The unions said the conditions for the re-opening of the schools are "either limited or just not there", adding that an already bad situation had been compounded by the Electoral Commission visiting schools to register students, thereby breaching the COVID-19 protocols the more.

 

On its part, the National Council of Parent-Teacher Associations (NCPTAs) has asked the government to, as a matter of urgency, close down the schools, send home all students and postpone examinations of the final year SHS until further notice.

A statement issued the National President of NCPTAs, Alexander Yaw Danso, said the current circumstances following the increasing number of COVID-19 cases in SHSs did not make it conducive for the students to stay in schools.

“In the current circumstances, the children are psychologically unstable and would, therefore, not be of sound mind to write the West African Senior Secondary School Examination (WASSCE) and Basic Education Certificate Examination (BECE) and come out successfully.

“We, therefore, suggest that these examinations be postponed till the situation is brought under control,” the statement said.

It added that in the event of students being sent home, parents are advised to isolate and test their children for the 14-day period before integrating them into the larger family for the sake of everybody’s safety.

But Professor Amankwah, the top education civil servant, has rejected the calls saying the government had supplied the school authorities, teaching and non-teaching staff as well as students with adequate protective materials to prevent any incidence and spread of the pandemic in schools.

These include large buckets with taps for running water, face masks, hand sanitizers and soap.
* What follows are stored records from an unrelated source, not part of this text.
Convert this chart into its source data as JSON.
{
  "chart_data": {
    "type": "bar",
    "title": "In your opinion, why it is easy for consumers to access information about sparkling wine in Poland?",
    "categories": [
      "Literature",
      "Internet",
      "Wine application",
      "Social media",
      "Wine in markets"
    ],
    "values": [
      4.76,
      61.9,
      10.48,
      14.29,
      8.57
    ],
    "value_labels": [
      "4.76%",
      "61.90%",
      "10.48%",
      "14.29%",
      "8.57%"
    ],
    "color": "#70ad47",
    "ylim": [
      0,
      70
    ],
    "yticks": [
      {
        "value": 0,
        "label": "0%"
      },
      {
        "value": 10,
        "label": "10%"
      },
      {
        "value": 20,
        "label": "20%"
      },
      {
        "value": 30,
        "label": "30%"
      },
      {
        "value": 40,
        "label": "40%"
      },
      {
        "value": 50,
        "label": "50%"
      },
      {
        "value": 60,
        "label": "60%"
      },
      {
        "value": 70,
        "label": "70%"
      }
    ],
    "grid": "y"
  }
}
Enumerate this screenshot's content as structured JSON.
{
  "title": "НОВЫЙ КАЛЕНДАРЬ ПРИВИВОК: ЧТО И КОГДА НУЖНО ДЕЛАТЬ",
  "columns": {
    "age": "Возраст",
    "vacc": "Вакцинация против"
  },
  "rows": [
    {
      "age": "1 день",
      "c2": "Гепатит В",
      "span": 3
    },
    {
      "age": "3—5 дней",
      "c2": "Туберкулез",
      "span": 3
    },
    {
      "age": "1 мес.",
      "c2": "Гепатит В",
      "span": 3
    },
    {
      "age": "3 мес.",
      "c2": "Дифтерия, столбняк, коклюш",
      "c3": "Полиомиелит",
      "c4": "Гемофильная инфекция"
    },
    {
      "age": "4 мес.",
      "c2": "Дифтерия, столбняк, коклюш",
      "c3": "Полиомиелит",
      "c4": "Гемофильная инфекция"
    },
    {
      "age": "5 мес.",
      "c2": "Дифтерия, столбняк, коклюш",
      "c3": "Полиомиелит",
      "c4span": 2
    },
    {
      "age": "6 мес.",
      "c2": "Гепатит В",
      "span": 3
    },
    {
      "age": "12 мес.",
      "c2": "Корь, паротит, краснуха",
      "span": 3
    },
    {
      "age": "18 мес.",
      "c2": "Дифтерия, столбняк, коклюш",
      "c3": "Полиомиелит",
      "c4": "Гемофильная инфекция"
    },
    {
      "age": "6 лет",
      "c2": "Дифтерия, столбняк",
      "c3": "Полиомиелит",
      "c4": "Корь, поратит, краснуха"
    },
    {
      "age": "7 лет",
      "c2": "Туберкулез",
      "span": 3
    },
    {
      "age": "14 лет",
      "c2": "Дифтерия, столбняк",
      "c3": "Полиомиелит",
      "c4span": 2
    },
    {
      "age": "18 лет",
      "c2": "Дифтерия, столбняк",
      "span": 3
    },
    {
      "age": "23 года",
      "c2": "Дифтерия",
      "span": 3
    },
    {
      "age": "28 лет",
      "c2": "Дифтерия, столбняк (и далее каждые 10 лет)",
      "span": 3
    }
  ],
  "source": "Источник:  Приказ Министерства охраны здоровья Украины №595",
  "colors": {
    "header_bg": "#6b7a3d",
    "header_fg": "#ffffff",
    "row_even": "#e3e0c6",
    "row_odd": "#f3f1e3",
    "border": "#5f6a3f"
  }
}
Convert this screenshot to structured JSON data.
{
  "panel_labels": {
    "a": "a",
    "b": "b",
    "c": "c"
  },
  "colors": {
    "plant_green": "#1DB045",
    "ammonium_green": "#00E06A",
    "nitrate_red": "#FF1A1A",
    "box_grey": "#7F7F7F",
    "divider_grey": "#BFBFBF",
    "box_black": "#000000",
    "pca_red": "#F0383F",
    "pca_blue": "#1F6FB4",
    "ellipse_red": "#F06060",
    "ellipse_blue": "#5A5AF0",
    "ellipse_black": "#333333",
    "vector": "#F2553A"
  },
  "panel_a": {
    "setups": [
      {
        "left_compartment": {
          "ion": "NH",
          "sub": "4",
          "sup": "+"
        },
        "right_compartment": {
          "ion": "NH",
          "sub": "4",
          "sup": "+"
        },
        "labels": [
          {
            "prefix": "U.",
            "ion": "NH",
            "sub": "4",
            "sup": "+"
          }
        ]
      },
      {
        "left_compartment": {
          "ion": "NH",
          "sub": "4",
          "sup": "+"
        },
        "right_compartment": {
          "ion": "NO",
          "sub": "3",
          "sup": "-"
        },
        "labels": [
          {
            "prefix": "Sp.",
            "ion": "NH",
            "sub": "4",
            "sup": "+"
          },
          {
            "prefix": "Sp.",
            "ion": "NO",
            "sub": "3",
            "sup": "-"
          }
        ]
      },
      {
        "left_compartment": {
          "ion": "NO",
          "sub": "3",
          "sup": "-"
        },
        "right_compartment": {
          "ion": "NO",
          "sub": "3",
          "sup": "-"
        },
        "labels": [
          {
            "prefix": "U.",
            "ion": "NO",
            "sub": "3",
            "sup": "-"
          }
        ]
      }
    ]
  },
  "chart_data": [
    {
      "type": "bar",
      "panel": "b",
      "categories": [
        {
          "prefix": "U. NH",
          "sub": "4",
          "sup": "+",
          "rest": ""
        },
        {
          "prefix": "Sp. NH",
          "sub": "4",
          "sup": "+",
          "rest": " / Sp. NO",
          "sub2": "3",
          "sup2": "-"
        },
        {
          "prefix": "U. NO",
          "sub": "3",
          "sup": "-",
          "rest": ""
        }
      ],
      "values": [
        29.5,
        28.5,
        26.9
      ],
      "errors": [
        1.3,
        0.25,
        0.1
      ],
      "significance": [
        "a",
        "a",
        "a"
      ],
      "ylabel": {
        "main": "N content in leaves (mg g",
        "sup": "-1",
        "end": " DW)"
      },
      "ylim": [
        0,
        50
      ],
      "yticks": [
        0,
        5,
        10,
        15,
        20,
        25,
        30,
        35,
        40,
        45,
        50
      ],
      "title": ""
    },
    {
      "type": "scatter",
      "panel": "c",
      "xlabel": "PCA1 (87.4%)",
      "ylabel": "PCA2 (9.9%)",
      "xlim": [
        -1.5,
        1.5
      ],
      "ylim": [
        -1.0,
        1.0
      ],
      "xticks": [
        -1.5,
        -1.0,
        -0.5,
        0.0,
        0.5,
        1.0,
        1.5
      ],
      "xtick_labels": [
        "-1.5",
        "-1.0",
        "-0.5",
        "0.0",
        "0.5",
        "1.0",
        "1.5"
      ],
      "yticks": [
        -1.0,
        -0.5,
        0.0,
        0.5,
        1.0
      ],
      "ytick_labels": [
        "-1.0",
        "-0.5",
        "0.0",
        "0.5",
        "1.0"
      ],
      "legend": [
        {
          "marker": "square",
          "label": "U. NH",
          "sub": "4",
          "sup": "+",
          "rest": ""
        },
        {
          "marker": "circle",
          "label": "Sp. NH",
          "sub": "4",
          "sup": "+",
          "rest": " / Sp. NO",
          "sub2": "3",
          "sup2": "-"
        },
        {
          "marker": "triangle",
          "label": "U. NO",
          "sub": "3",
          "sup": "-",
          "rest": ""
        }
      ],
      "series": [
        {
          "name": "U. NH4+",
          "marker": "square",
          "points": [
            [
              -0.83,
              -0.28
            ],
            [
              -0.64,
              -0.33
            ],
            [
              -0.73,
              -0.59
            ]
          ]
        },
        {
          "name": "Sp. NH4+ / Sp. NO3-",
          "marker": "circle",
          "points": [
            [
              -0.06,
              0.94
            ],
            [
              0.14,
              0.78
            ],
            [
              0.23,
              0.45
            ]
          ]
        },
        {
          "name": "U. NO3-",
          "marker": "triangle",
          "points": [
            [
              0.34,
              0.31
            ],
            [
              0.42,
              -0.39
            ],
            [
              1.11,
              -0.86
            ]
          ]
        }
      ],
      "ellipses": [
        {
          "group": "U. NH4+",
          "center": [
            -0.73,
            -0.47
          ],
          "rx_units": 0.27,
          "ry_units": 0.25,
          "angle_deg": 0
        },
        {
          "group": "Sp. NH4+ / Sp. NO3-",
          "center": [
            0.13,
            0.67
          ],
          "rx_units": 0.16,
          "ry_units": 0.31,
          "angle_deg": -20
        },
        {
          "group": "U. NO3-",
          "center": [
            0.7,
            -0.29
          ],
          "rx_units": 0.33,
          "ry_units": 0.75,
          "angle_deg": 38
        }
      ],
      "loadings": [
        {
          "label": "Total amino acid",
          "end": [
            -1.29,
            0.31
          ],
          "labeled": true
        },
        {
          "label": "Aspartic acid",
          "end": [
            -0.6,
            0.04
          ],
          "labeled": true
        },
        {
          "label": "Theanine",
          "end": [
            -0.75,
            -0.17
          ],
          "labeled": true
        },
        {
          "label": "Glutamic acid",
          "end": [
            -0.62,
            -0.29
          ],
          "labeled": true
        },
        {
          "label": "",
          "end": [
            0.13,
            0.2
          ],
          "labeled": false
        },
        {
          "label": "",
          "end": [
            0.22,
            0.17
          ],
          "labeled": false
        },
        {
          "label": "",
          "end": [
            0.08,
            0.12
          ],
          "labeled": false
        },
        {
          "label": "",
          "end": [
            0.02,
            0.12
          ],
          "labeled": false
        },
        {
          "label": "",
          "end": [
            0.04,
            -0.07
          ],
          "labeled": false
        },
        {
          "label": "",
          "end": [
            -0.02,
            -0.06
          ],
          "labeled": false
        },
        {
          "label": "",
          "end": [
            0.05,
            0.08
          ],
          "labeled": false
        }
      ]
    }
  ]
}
The government has also stressed that parents and guardians should not visit the schools and advised students to observe social distancing and other protocols.

Deputy Health Minister Dr. Bernard Okoe Boye told reporters that social interventions and initiatives were undertaken prior to the reopening of the schools.

He said the government did not act on its own accord but held consultations with the various teacher and parent unions, as well as stakeholders in the education sector, adding that it was upon these consultations that the government took the decision to allow the students to go back to school.

"The government had to take care of a population of over 1.7 million comprising students, lecturers, teachers and non-teaching staff," Dr. Okoe Boye said. 

Some 200,000 people had to be dealt with at the tertiary level, 800,000 at the SHS and 750,000 at the JHS.

“So in all, this is an operation that took care of over 1.7 million Ghanaians, one of the biggest operations ever carried out,” he said.

Public opinion is divided over the issue with some in favour of closing the schools while others say the students must stay in school so they can write their final examinations.

As at Friday, Ghana’s case count had shot up to 26,572 after 447 new cases were recorded, the Ghana Health Service (GHS) said, with the number of discharge/recoveries at 22,915.

It said five more people have died bringing the death toll to 144 while the number of active cases is 3,515.